News channel helicopters buzzed around the mysterious symbol.
Attempts were made to reason with the exclamation mark, to find out what it meant, but the punctuation said nothing.
The army was called in and a platoon of tanks surrounded the symbol.
The colonel in charge gave the exclamation mark one more chance but still the giant punctuation failed to explain it's meaning or context.
The colonel ordered his tanks to open fire. The shells bent the exclamation mark until it resembled a question mark.
Everyone felt a lot less worried about a question mark than they had about an exclamation mark and the colonel and his tanks were ordered back to their barracks.
Two months later the top half of the giant punctuation was taken away and used as a slide in a nearby playground. All that was left of the mysterious exclamation mark was what people took to be just a run-of-the-mill full stop which was soon covered over with weeds and completely forgotten.
Posted by Bo Fowler at 12:07
Sunday, 23 June 2013
Saturday, 15 June 2013
One day during morning break a boy was seen wandering aimlessly in the undergrowth on the wrong side of the school fence.
The fence was too high for him to have climbed over and the gate was securely locked. The RE teacher, who was on playground duty at the time, asked the boy how it was he had got there. The boy said that he had absolutely no idea. One moment he was leaning against the fence in the playground with his friends and the next he was on the other side. The RE teacher examined the fence but found nothing untoward.
So the RE teacher, being a trusting soul, took the boy to see the Physics teacher and had him repeat his unlikely story.

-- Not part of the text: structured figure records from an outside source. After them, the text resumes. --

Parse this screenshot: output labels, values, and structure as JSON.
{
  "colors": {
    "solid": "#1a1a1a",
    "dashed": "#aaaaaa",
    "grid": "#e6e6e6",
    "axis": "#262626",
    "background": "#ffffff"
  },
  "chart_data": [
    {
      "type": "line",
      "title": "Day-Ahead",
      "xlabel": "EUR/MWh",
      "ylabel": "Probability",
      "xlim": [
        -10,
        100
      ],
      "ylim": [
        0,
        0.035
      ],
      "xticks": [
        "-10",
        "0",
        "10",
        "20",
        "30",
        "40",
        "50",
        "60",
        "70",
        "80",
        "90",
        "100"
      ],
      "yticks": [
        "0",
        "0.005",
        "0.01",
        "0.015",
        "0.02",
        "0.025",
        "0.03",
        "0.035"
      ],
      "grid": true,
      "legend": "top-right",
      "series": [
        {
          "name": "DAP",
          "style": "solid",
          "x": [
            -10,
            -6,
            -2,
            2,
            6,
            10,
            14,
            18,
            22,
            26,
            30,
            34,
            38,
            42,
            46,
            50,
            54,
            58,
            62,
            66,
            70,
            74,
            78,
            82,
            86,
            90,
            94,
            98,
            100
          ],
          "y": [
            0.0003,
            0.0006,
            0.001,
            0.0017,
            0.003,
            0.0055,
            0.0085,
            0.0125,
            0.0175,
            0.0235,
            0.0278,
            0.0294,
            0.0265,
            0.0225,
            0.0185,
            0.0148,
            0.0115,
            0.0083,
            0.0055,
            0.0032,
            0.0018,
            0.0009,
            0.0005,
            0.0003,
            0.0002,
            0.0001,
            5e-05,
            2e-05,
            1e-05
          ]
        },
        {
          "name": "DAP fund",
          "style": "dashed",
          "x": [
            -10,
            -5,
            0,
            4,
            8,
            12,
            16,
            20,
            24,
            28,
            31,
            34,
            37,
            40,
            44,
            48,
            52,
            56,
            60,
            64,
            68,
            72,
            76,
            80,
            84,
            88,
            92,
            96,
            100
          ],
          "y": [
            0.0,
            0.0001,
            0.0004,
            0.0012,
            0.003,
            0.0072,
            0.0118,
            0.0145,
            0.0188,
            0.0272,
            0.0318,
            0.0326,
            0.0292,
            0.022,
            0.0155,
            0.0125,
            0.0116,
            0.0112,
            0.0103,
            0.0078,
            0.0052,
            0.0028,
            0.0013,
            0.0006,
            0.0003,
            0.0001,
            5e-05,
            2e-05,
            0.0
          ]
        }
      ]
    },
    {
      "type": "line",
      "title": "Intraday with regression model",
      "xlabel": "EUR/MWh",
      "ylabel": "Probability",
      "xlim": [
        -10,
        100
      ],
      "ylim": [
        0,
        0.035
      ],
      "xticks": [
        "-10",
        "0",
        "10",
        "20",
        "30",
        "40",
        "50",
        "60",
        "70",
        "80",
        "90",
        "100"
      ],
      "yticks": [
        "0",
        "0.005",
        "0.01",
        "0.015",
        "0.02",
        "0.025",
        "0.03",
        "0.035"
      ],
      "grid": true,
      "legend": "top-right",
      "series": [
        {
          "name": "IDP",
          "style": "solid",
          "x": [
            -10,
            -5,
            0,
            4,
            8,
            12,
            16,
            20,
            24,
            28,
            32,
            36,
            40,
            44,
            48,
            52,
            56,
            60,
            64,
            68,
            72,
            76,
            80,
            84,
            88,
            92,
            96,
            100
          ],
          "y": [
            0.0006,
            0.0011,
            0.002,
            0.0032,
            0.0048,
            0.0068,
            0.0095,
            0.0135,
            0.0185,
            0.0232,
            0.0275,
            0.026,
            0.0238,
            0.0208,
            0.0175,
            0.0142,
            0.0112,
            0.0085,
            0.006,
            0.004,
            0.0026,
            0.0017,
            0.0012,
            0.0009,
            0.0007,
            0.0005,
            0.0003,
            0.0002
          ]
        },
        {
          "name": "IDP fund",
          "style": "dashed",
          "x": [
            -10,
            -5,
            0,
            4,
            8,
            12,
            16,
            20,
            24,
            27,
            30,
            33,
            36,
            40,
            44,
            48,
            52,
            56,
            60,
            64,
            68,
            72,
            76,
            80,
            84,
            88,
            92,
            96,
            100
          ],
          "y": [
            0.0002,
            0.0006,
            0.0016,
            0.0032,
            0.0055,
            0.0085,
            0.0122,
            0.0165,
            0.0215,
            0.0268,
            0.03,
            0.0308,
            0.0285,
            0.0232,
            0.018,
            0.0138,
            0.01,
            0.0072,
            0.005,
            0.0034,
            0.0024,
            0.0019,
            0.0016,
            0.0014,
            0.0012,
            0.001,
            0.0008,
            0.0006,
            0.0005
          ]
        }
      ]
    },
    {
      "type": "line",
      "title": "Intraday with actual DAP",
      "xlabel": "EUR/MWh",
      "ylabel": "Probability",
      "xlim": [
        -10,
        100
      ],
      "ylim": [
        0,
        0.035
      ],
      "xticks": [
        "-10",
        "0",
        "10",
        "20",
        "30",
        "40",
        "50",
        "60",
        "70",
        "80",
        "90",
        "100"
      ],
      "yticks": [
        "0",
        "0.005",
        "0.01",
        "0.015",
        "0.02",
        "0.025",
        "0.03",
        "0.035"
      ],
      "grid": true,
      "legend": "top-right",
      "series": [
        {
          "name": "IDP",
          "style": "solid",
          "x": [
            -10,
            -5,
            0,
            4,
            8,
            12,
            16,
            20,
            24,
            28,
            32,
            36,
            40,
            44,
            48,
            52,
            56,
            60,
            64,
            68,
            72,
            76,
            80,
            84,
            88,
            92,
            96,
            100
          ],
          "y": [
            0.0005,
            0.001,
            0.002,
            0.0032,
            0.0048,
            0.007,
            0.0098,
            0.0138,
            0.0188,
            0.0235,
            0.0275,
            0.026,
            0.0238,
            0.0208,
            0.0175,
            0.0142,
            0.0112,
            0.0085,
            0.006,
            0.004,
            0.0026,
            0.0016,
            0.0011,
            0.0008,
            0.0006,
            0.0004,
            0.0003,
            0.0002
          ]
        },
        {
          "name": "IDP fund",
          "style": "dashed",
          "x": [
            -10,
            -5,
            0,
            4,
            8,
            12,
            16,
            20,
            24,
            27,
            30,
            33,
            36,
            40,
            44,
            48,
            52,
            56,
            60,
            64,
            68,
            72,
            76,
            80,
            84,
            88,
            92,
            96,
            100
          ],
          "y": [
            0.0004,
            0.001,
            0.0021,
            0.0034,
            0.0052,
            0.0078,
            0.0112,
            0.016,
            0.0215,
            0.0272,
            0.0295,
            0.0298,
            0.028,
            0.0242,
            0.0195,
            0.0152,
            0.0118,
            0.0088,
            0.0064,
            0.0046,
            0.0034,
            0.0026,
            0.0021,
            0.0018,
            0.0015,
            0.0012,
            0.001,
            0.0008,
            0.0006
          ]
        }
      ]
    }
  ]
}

'It sounds,' the Physics teacher said after a little thought, 'rather like quantum tunnelling, when a particle tunnels through a barrier that it classically couldn't surmount thanks to Heisenberg's uncertainty principle and probability density. Normally of course that sort of thing would only happen to subatomic particles.'
'Well he is quite short' pointed out the English teacher who was passing by and who, like most English teachers, knew very little about science.

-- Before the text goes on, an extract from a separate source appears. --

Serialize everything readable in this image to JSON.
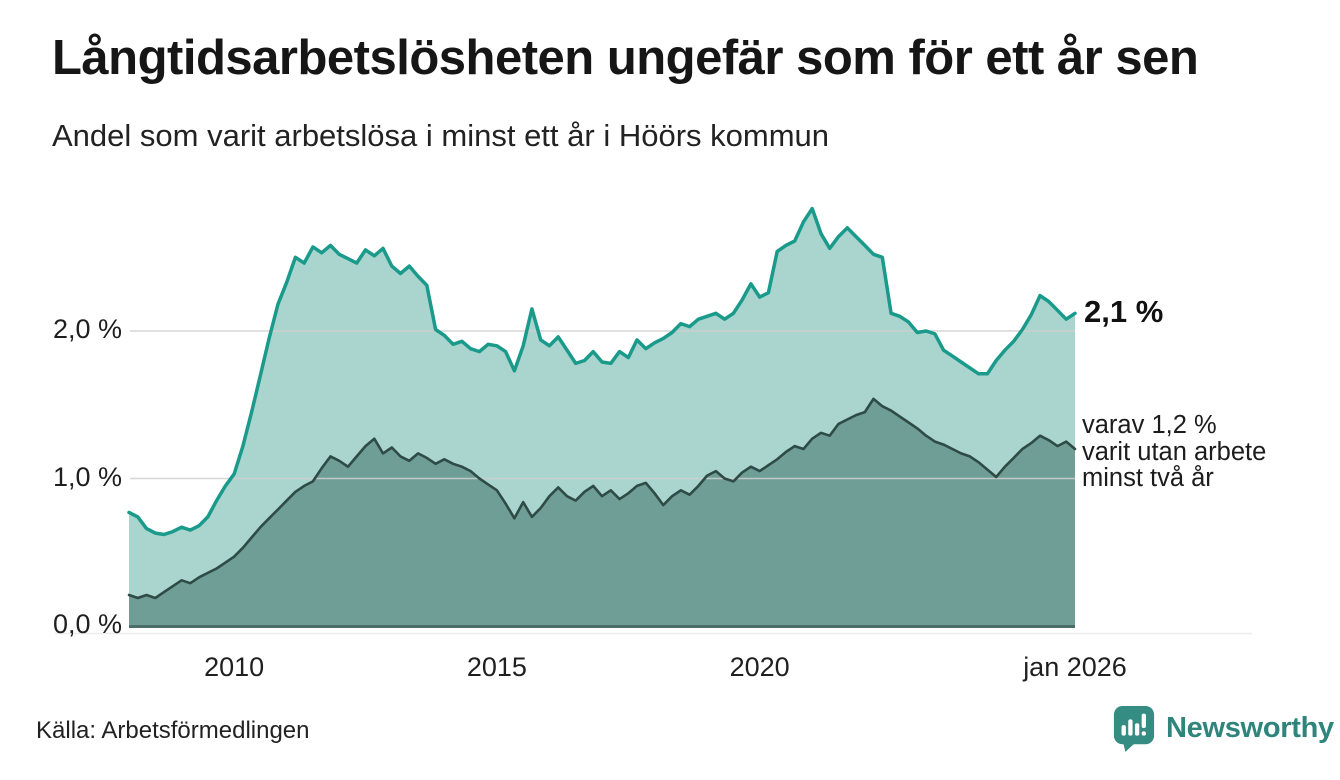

'Anyway,' went on the Physics teacher, 'the chances of such an event occurring must be, well, at least 200 million billion to one.'
The RE teacher (whose mind contained a host of equally implausible explanations) decided to make nothing of it and the boy, who had simply arrived late to school and had made up the whole story in an attempt to avoid a detention, was free to go.
Posted by Bo Fowler at 13:19
Sunday, 9 June 2013
My bicycle's gears are so ingeniously arranged that when I peddle backwards I in fact move forward. This has the comforting psychological effect that no matter where I am actually headed I always feel I am slowly but surely making my way back to where I started from.